Massano ha dichiarato che di politica non si trattava, solo di arte. La Fondazione non ha condiviso questa lettura. Ha scelto il Comune nonostante l'offerta inferiore, valutando le proposte "in modo complessivo, economico e progettuale". Formula di cortesia per dire che la destinazione d'uso ha pesato quanto il prezzo. Il voto del cda fu a maggioranza, non all'unanimità. Il 27 marzo il consiglio comunale ha ratificato: 13 voti favorevoli, 9 contrari. La sindaca Daniela Angelini (Pd) ha confermato che il nome Villa Mussolini resterà.

La decisione di non cambiare il nome è la parte politicamente più densa. Angelini l'ha spiegata con una logica capovolta: rinominare la villa avrebbe potuto trasformarla in un luogo da rivendicare, un appiglio per chi vuole "restituirla" alla sua storia originale. Tenerla come Villa Mussolini e riempirla di contenuto democratico è la strategia contraria.

Nel maggio 2025 il consiglio comunale aveva già revocato la cittadinanza onoraria conferita a Mussolini il 4 novembre 1923: 12 voti favorevoli, 5 contrari, 3 astenuti.
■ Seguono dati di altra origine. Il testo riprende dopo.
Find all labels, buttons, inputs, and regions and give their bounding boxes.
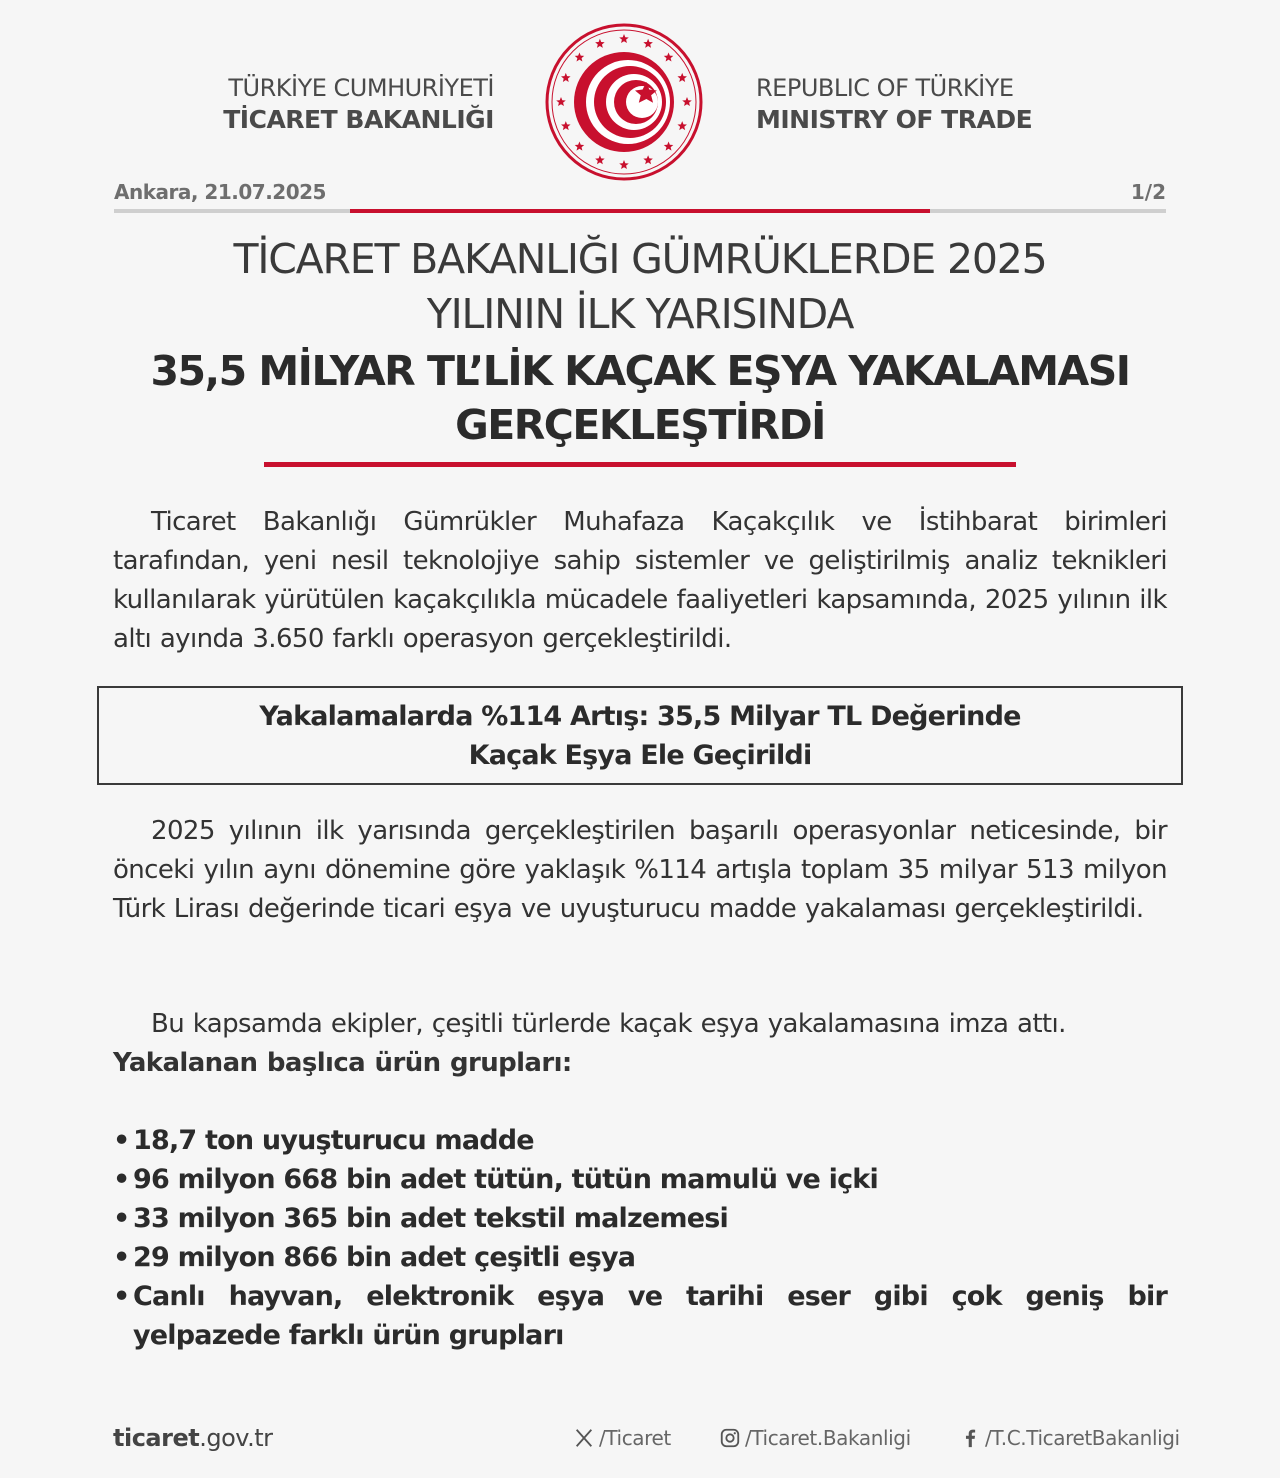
headline-line-2: YILININ İLK YARISINDA bbox=[426, 290, 854, 338]
ministry-name-en: MINISTRY OF TRADE bbox=[756, 105, 1033, 134]
ministry-seal-icon bbox=[544, 22, 704, 182]
seal-star bbox=[677, 121, 687, 130]
x-link[interactable] bbox=[573, 1426, 671, 1450]
country-name-en: REPUBLIC OF TÜRKİYE bbox=[756, 74, 1014, 102]
headline-underline bbox=[264, 462, 1016, 467]
highlight-line-1: Yakalamalarda %114 Artış: 35,5 Milyar TL Değerinde bbox=[259, 701, 1021, 732]
instagram-icon bbox=[719, 1427, 741, 1449]
meta-row bbox=[114, 178, 1166, 208]
product-groups-list bbox=[113, 1121, 1167, 1355]
letterhead-turkish bbox=[223, 72, 494, 136]
seal-star bbox=[643, 155, 653, 164]
list-item: • 96 milyon 668 bin adet tütün, tütün mamulü ve içki bbox=[113, 1160, 1167, 1199]
seal-star bbox=[595, 155, 605, 164]
x-handle: /Ticaret bbox=[599, 1426, 671, 1450]
seal-star bbox=[575, 142, 585, 151]
page-number: 1/2 bbox=[1130, 180, 1166, 204]
paragraph-results bbox=[113, 812, 1167, 929]
highlight-box bbox=[97, 686, 1183, 785]
list-item: • Canlı hayvan, elektronik eşya ve tarihi eser gibi çok geniş bir yelpazede farklı ürün grupları bbox=[113, 1277, 1167, 1355]
x-icon bbox=[573, 1427, 595, 1449]
header-divider-accent bbox=[350, 209, 930, 213]
seal-star bbox=[682, 97, 692, 106]
bullet-icon: • bbox=[113, 1164, 130, 1195]
seal-star bbox=[575, 52, 585, 61]
headline bbox=[60, 232, 1220, 450]
product-groups-heading: Yakalanan başlıca ürün grupları: bbox=[113, 1048, 572, 1078]
seal-star bbox=[677, 73, 687, 82]
instagram-link[interactable] bbox=[719, 1426, 911, 1450]
list-item: • 33 milyon 365 bin adet tekstil malzemesi bbox=[113, 1199, 1167, 1238]
bullet-icon: • bbox=[113, 1203, 130, 1234]
seal-star bbox=[595, 39, 605, 48]
seal-star bbox=[643, 39, 653, 48]
list-item: • 18,7 ton uyuşturucu madde bbox=[113, 1121, 1167, 1160]
bullet-icon: • bbox=[113, 1125, 130, 1156]
seal-star bbox=[561, 73, 571, 82]
paragraph-results-text: 2025 yılının ilk yarısında gerçekleştirilen başarılı operasyonlar neticesinde, bir önceki yılın aynı dönemine göre yaklaşık %114 artışla toplam 35 milyar 513 milyon Türk Lirası değerinde ticari eşya ve uyuşturucu madde yakalaması gerçekleştirildi. bbox=[113, 816, 1167, 924]
letterhead bbox=[0, 0, 1280, 180]
instagram-handle: /Ticaret.Bakanligi bbox=[745, 1426, 911, 1450]
paragraph-scope-text: Bu kapsamda ekipler, çeşitli türlerde kaçak eşya yakalamasına imza attı. bbox=[151, 1009, 1066, 1039]
seal-star bbox=[619, 34, 629, 43]
paragraph-intro bbox=[113, 503, 1167, 659]
document-date: Ankara, 21.07.2025 bbox=[114, 180, 326, 204]
seal-star bbox=[664, 52, 674, 61]
headline-line-3: 35,5 MİLYAR TL’LİK KAÇAK EŞYA YAKALAMASI bbox=[150, 347, 1130, 395]
paragraph-intro-text: Ticaret Bakanlığı Gümrükler Muhafaza Kaçakçılık ve İstihbarat birimleri tarafından, yeni nesil teknolojiye sahip sistemler ve geliştirilmiş analiz teknikleri kullanılarak yürütülen kaçakçılıkla mücadele faaliyetleri kapsamında, 2025 yılının ilk altı ayında 3.650 farklı operasyon gerçekleştirildi. bbox=[113, 507, 1167, 654]
highlight-line-2: Kaçak Eşya Ele Geçirildi bbox=[468, 740, 812, 771]
bullet-icon: • bbox=[113, 1281, 130, 1312]
seal-star bbox=[556, 97, 566, 106]
paragraph-scope bbox=[113, 1005, 1167, 1083]
seal-star bbox=[561, 121, 571, 130]
website-link[interactable]: ticaret.gov.tr bbox=[113, 1424, 273, 1452]
ministry-name-tr: TİCARET BAKANLIĞI bbox=[223, 105, 494, 134]
bullet-icon: • bbox=[113, 1242, 130, 1273]
headline-line-1: TİCARET BAKANLIĞI GÜMRÜKLERDE 2025 bbox=[233, 235, 1047, 283]
country-name-tr: TÜRKİYE CUMHURİYETİ bbox=[228, 74, 494, 102]
facebook-icon bbox=[959, 1427, 981, 1449]
letterhead-english bbox=[756, 72, 1032, 136]
list-item: • 29 milyon 866 bin adet çeşitli eşya bbox=[113, 1238, 1167, 1277]
seal-star bbox=[664, 142, 674, 151]
seal-star bbox=[619, 160, 629, 169]
headline-line-4: GERÇEKLEŞTİRDİ bbox=[455, 401, 825, 449]
footer bbox=[113, 1418, 1180, 1458]
facebook-handle: /T.C.TicaretBakanligi bbox=[985, 1426, 1180, 1450]
facebook-link[interactable] bbox=[959, 1426, 1180, 1450]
Un consigliere di Forza Italia aveva detto in aula «avete paura della storia». La sindaca ha risposto che la storia la si racconta, non la si onora.

Revoca della cittadinanza, acquisto della villa. Due atti della stessa sequenza. Il primo rimuove un riconoscimento formale mantenuto per un secolo. Il secondo sottrae un luogo fisico a possibili appropriazioni. Insomma: Riccione sta facendo, con i mezzi di un comune di provincia, quello che il paese non ha mai fatto a livello nazionale.

I pellegrinaggi a Predappio non si sono fermati. Nell’ottobre 2025 circa mille nostalgici si sono presentati alla cripta di Mussolini con saluti romani e gagliardetti. Lo scenario è invariato da decenni: magliette, busti del Duce, il commercio della nostalgia attorno a una tomba. Ogni anno la stampa lo registra, con sorpresa.

Del resto, anche se qui ce lo dimentichiamo spesso, Fratelli d'Italia, il partito di Giorgia Meloni, ha radici che passano da Alleanza Nazionale e dal Movimento Sociale Italiano. Gli stessi ranghi da cui veniva Massano. La fiamma tricolore nel simbolo di FdI è la stessa usata dal MSI dal dopoguerra. La retorica della "destra che ha consegnato il fascismo alla storia" convive con episodi ricorrenti di saluti romani tra quadri locali, riemergenti con regolare cadenza.

La villa di Riccione quindi non era soltanto un immobile ma un tassello in un mercato dei simboli che continua a funzionare. Un ex parlamentare missino che acquista la villa estiva del Duce per farne un museo sull'estetica del Ventennio: l'operazione avrebbe avuto una leggibilità inequivocabile, indipendentemente da qualsiasi dichiarazione sull'arte. La Fondazione Carim lo ha capito. O almeno, la maggioranza del suo consiglio di amministrazione.

La sindaca Angelini ha definito l'acquisto «un atto di amore e di visione». L'amore per la storia, già. La visione è quella di chi sa che certi luoghi, lasciati liberi, li occupa chi aspetta solo l'occasione. Il fascismo come regime è morto da ottant'anni. Quello come immaginario è ancora in affitto, e cerca casa.

Ogni ottobre torna a Predappio. Per adesso, almeno, non avrà la villa sul mare.